En regardant "Le Brasier ardent" j'ai pensé à propos de Ivan MOSJOUKINE que le seul autre acteur muet capable d'une telle expressivité était Lon CHANEY. D'ailleurs si de nos jours, son nom est oublié hors du cercle des spécialistes (mais c'est le cas pour la grande majorité des acteurs du muet), il envoûtait à l'époque le public. Réalisé deux ans après "L'enfant du carnaval" (1921) toujours pour les studios Albatros fondés par des russes exilés à Paris après la révolution de 1917, "Le Brasier ardent" s'ouvre sur une scène de cauchemar qui dure plus de dix minutes. Une femme mariée à un vieil homme riche qui l'a sortie du pétrin rêve d'un homme qui la poursuit après avoir manqué la jeter dans un brasier. Tout cela à partir, on le comprend un peu plus tard d'une lecture de roman policier qui a visiblement emballé son imaginaire, peu sollicité par son terne mari. Lequel souhaite rentrer au pays (Amérique du sud) alors que sa femme traîne logiquement des pieds à l'idée de devoir renoncer aux tentations de la capitale, incluant de beaux et jeunes hommes. Au terme d'une course-poursuite endiablée, le mari s'adresse à une sorte de société secrète (avec effets spéciaux sympathiques) pour "retrouver" sa femme et tombe sur un détective qui n'est autre évidemment que "l'homme de ses rêves". "Le Brasier ardent" adopte la logique décousue de l'onirisme, l'histoire n'étant qu'un prétexte pour laisser le champ libre aux expérimentations. Outre le cauchemar du début, il y a une scène de danse endiablée qui mérite le détour sans parler des dons de Ivan MOSJOUKINE pour le transformisme, il est aussi bluffant dans ce registre que dans celui de l'émotion. Dommage que l'intrigue se perde ainsi en route, c'est un peu trop en roue libre.
"L'Enfant du carnaval" maintenant disponible sur la plateforme HENRI de la Cinémathèque fait partie des films qui ont permis au public français de découvrir au début des années vingt Ivan MOSJOUKINE. Acteur russe exilé en France après la révolution de 1917, Ivan MOSJOUKINE a réalisé deux films pour les studios Albatros: celui-ci et "Le Brasier ardent" (1923). Ce déraciné est ensuite parti aux USA puis est revenu en Europe, d'abord en Allemagne puis de nouveau en France où il a terminé sa carrière notamment en jouant dans le remake parlant de "L'Enfant du carnaval" (1934) réalisé cette fois par Alexandre VOLKOFF.

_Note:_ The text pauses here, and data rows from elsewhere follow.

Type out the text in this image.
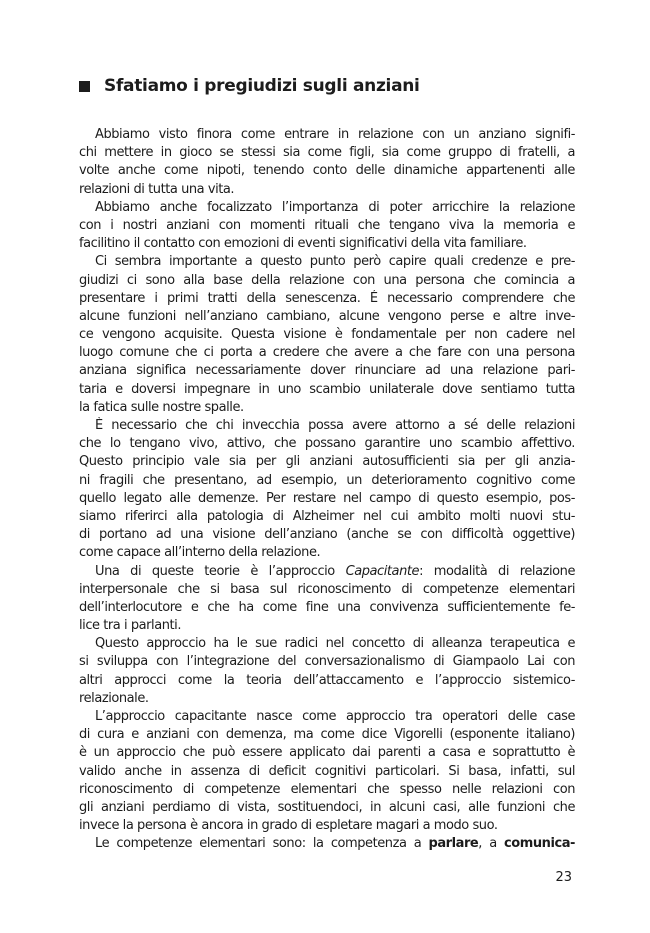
Sfatiamo i pregiudizi sugli anziani
Abbiamo visto finora come entrare in relazione con un anziano signifi-
chi mettere in gioco se stessi sia come figli, sia come gruppo di fratelli, a
volte anche come nipoti, tenendo conto delle dinamiche appartenenti alle
relazioni di tutta una vita.
Abbiamo anche focalizzato l’importanza di poter arricchire la relazione
con i nostri anziani con momenti rituali che tengano viva la memoria e
facilitino il contatto con emozioni di eventi significativi della vita familiare.
Ci sembra importante a questo punto però capire quali credenze e pre-
giudizi ci sono alla base della relazione con una persona che comincia a
presentare i primi tratti della senescenza. É necessario comprendere che
alcune funzioni nell’anziano cambiano, alcune vengono perse e altre inve-
ce vengono acquisite. Questa visione è fondamentale per non cadere nel
luogo comune che ci porta a credere che avere a che fare con una persona
anziana significa necessariamente dover rinunciare ad una relazione pari-
taria e doversi impegnare in uno scambio unilaterale dove sentiamo tutta
la fatica sulle nostre spalle.
È necessario che chi invecchia possa avere attorno a sé delle relazioni
che lo tengano vivo, attivo, che possano garantire uno scambio affettivo.
Questo principio vale sia per gli anziani autosufficienti sia per gli anzia-
ni fragili che presentano, ad esempio, un deterioramento cognitivo come
quello legato alle demenze. Per restare nel campo di questo esempio, pos-
siamo riferirci alla patologia di Alzheimer nel cui ambito molti nuovi stu-
di portano ad una visione dell’anziano (anche se con difficoltà oggettive)
come capace all’interno della relazione.
Una di queste teorie è l’approccio Capacitante: modalità di relazione
interpersonale che si basa sul riconoscimento di competenze elementari
dell’interlocutore e che ha come fine una convivenza sufficientemente fe-
lice tra i parlanti.
Questo approccio ha le sue radici nel concetto di alleanza terapeutica e
si sviluppa con l’integrazione del conversazionalismo di Giampaolo Lai con
altri approcci come la teoria dell’attaccamento e l’approccio sistemico-
relazionale.
L’approccio capacitante nasce come approccio tra operatori delle case
di cura e anziani con demenza, ma come dice Vigorelli (esponente italiano)
è un approccio che può essere applicato dai parenti a casa e soprattutto è
valido anche in assenza di deficit cognitivi particolari. Si basa, infatti, sul
riconoscimento di competenze elementari che spesso nelle relazioni con
gli anziani perdiamo di vista, sostituendoci, in alcuni casi, alle funzioni che
invece la persona è ancora in grado di espletare magari a modo suo.
Le competenze elementari sono: la competenza a parlare, a comunica-
23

"L'Enfant du carnaval" qui a été souvent comparé au beaucoup plus célèbre "Le Gosse" (1921) de Charles CHAPLIN*, notamment parce que les deux films sont sortis à quelques mois d'intervalle, abordent des thématiques proches et ont pour figure principale un acteur-réalisateur d'origine immigrée est cependant une oeuvre au ton singulier, naviguant entre comédie et mélodrame avec une fin poignante "à la russe". Le charisme de Ivan MOSJOUKINE y est incandescent et son jeu moderne, sensible et expressif m'a fascinée dès les premières secondes. Il incarne dans le film un aristocrate immature, noceur invétéré qui va voir sa vie bouleversée lorsqu'il trouve un bébé abandonné sur le pas de sa porte. Le comique burlesque lié à sa vie de fêtard cède alors la place à des émotions de plus en plus profondes au contact de ce bébé et de sa mère en détresse qui refait surface en prenant l'identité de sa nurse. A signaler également une superbe photographie de Fedote BOURGASOFF, notamment lors d'un plan en ombres chinoises d'une farandole de noceurs sur la promenade des Anglais qui n'est pas sans faire penser à celle qui clôt "Le Septieme sceau" (1957) de Ingmar BERGMAN.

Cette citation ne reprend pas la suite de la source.